Call me cynical but aren’t most movie titles just picked because a particular word has not been used before? The title “Square” does not have any relevance to the movie unless you consider the movie makers did not for one second think out of the box. Harry Brown sounds like a description of an ape!

Lars on May 22, 2010 at 12:16 pm

    Or maybe the Square is called the square because instead of a lover’s triangle there are four people involved, making it a square.

    And maybe Harry Brown is called Harry BRown because that’s the name of the main character.

    Pete Bone on May 22, 2010 at 1:49 pm

How dare you criticize Miss USA?

Harry Brown is a Bitch on May 22, 2010 at 12:19 pm

This is who commits nearly all the gun crime in London.

(Actually, probably the whole of the UK)

Btw, this is where Tony Blair lived in the 80s. Google it and be stunned by the spectacular lack of deprivation.

Richard on May 22, 2010 at 6:17 pm

But,but,but how can there be gun crime in England when guns are not allowed? This must be NRA, Bushhitler, propaganda!

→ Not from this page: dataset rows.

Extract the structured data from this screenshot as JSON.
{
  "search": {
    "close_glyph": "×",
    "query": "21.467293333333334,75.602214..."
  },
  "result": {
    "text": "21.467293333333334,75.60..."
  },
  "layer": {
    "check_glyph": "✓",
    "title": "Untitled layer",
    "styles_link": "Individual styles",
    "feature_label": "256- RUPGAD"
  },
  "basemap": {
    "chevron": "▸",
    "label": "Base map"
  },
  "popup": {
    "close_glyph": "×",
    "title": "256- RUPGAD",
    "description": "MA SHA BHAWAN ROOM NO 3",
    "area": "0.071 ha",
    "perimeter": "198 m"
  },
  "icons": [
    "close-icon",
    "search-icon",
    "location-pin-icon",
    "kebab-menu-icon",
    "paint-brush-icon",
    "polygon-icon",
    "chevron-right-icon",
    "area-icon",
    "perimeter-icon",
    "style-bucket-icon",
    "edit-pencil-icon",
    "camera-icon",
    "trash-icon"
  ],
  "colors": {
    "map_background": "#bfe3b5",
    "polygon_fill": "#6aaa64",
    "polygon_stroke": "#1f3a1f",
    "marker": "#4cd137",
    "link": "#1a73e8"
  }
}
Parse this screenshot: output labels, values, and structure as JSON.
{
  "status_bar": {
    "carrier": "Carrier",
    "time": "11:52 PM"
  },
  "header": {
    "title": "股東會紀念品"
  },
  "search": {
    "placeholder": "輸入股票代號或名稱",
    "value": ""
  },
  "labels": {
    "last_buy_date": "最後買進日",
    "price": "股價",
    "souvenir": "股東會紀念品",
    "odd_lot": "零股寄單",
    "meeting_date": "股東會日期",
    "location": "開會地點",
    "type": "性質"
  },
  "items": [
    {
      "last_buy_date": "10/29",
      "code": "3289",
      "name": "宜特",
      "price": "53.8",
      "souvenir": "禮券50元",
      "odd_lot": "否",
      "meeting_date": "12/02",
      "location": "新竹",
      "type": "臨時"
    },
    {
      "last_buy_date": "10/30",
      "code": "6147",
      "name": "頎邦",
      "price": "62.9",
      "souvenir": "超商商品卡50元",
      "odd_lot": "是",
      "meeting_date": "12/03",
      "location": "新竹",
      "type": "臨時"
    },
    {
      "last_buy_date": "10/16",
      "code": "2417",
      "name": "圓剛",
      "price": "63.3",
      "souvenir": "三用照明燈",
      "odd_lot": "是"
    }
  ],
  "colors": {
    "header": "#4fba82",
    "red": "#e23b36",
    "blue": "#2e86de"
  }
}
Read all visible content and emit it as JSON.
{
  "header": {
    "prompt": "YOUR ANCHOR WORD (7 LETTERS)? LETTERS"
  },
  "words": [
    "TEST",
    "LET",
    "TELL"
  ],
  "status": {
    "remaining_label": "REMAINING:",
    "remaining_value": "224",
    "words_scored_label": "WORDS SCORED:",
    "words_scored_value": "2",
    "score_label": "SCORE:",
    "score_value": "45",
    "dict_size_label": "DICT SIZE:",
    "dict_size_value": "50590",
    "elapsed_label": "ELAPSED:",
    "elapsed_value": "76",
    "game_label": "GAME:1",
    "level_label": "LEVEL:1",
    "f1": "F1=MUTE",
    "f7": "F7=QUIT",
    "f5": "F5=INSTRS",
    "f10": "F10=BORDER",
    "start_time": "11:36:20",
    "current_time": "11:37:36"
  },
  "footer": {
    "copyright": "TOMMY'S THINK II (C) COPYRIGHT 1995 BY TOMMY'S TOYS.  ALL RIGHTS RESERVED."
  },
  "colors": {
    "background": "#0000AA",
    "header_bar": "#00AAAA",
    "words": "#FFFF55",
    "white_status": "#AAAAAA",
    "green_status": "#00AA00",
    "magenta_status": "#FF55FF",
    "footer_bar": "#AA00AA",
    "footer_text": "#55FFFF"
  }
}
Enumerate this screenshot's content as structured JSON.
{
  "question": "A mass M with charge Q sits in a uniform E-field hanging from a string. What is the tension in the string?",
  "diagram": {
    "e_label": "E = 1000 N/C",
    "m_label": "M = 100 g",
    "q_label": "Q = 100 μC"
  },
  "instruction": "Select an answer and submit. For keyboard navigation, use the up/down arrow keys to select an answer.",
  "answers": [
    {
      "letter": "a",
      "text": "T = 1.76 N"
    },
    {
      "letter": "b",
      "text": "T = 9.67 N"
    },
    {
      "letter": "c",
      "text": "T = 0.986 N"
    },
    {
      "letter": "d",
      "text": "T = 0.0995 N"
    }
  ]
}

grayjohn on May 23, 2010 at 1:25 pm

Debbie wrote: “Plus the screening was on the Jewish holiday of Shavuot, so I couldn’t see it even if I wanted to.”

I don’t think that Debbie meant that literally. I believe she feels more like me, in that when it comes to religious holidays, I CHOOSE to be advised by tradition and the law, instead of commanded.

Salek Orzechowski on May 23, 2010 at 1:49 pm

its pretty funny that nobody cares about any of your posts that aren’t absurdly racist. maybe you do it for attention. either way, this post like all of your others show how valueless your opinion really is to everyone, schlussel.

Jay on May 24, 2010 at 2:30 pm

in the house fire and more things start to go wrong.

jersey on May 26, 2010 at 4:00 am

I watched Harry Brown. The production values were better than British TV shows like New Tricks. If you’ve watched British detective shows Harry Brown will feel very familiar to you.

But the movie grabs you with the very first sequence and Caine is very effective. The movie is very dark and depressing, which may be a fair description of modern Britain.

However, the movie would be very alien to a North American viewer, so many things are different in the UK. There really isn’t much of the kind of totally pointless yob crime on this side of the Atlantic. Criminals here always have either a monetary motivation or a political one (aka Democrats and leftists).